Efforts to enable a more diverse media industry gained bipartisan steam in Washington on Tuesday. By a vote of 319 to 105, the House of Representatives passed a bill and a resolution intended to thwart barriers to media ownership for underserved populations.
The MEDIA Diversity Act or Measuring the Economics Driving Investments and Access for Diversity Act (H.R. 1754) was introduced by Reps. Billy Long (R-MO) and Marc Veasey (D-TX). It would require the Federal Communications Commission to consider, with the input of the FCC’s Office of Communications Business Opportunities, market entry barriers for socially disadvantaged individuals in the communications marketplace.
In addition, the House passed a resolution (H. Res. 277) that reaffirms its commitment to media diversity by working with media companies and diverse stakeholders to develop “common ground solutions to eliminate barriers to media diversity.” The resolution was introduced by Reps. Val Demings (D-FL) and 67 cosponsors.
Both actions received a quick thumbs-up from the National Association of Broadcasters. “NAB applauds the bipartisan passage by the House of Representatives of legislation promoting solutions that address barriers to entry into the media industry for underserved populations,” said NAB President Gordon Smith. “We thank Reps. Val Demings (D-FL) and Billy Long (R-MO) for their leadership on today’s advances and will continue working with lawmakers on legislative proposals that would help achieve a media industry that better reflects our nation” he said.
The bill and the resolution were among five communications and technology bills passed in the House on Tuesday. Among the others were the Emergency Reporting Act (are H.R. 1250), which would require the FCC “to establish formal processes to take effect in instances when the FCC activates the Disaster Information Reporting System (DIRS).” Introduced by Reps. Doris Matsui (D-CA), Gus Bilirakis (R-FL), Anna Eshoo (D-CA), Mike Thompson (D-CA) and Jared Huffman (D-CA, the bill also passed by a vote of 319-105.

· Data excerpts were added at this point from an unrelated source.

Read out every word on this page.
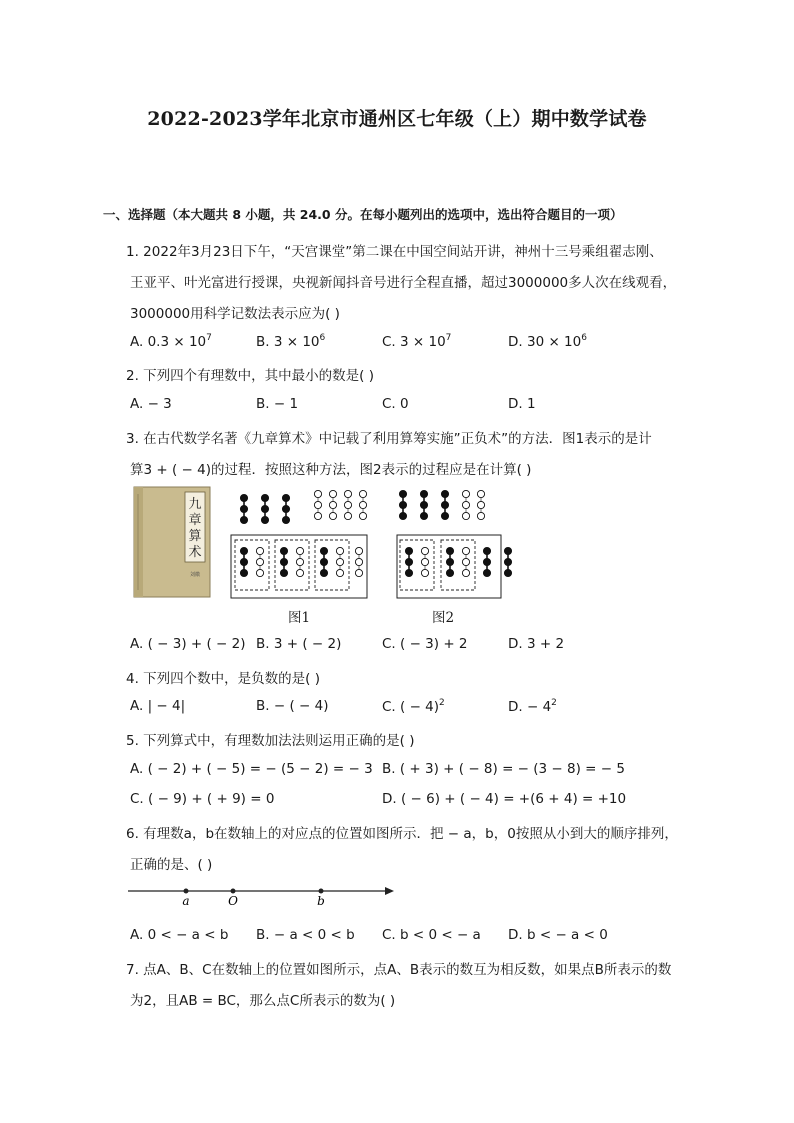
2022-2023学年北京市通州区七年级（上）期中数学试卷
一、选择题（本大题共 8 小题，共 24.0 分。在每小题列出的选项中，选出符合题目的一项）
1. 2022年3月23日下午，“天宫课堂”第二课在中国空间站开讲，神州十三号乘组翟志刚、
王亚平、叶光富进行授课，央视新闻抖音号进行全程直播，超过3000000多人次在线观看，
3000000用科学记数法表示应为( )
A. $0.3 \times 10^7$	B. $3 \times 10^6$	C. $3 \times 10^7$	D. $30 \times 10^6$
2. 下列四个有理数中，其中最小的数是( )
A. − 3	B. − 1	C. 0	D. 1
3. 在古代数学名著《九章算术》中记载了利用算筹实施”正负术”的方法．图1表示的是计
算3 + ( − 4)的过程．按照这种方法，图2表示的过程应是在计算( )
九
章
算
术
刘徽
图1	图2
A. ( − 3) + ( − 2) B. 3 + ( − 2)	C. ( − 3) + 2	D. 3 + 2
4. 下列四个数中，是负数的是( )
A. | − 4|	B. − ( − 4)	C. ( − 4)$^2$	D. − $4^2$
5. 下列算式中，有理数加法法则运用正确的是( )
A. ( − 2) + ( − 5) = − (5 − 2) = − 3 B. ( + 3) + ( − 8) = − (3 − 8) = − 5
C. ( − 9) + ( + 9) = 0	D. ( − 6) + ( − 4) = +(6 + 4) = +10
6. 有理数a，b在数轴上的对应点的位置如图所示．把 − a，b，0按照从小到大的顺序排列，
正确的是、( )
a	O	b
A. 0 < − a < b B. − a < 0 < b C. b < 0 < − a D. b < − a < 0
7. 点A、B、C在数轴上的位置如图所示，点A、B表示的数互为相反数，如果点B所表示的数
为2，且AB = BC，那么点C所表示的数为( )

The NAB used the opportunity to plug legislation proposed earlier by Rep. G.K. Butterfield (D-NC) and Sen. Gary Peters (D-MI) that would reinstate the minority tax certificate. Smith said it would “create new opportunities for diverse voices to own local radio and TV stations.” As Inside Radio reported Tuesday, in recent weeks there have been rumblings that the bill could be part of an infrastructure spending deal being negotiated in Congress for the upcoming fiscal year.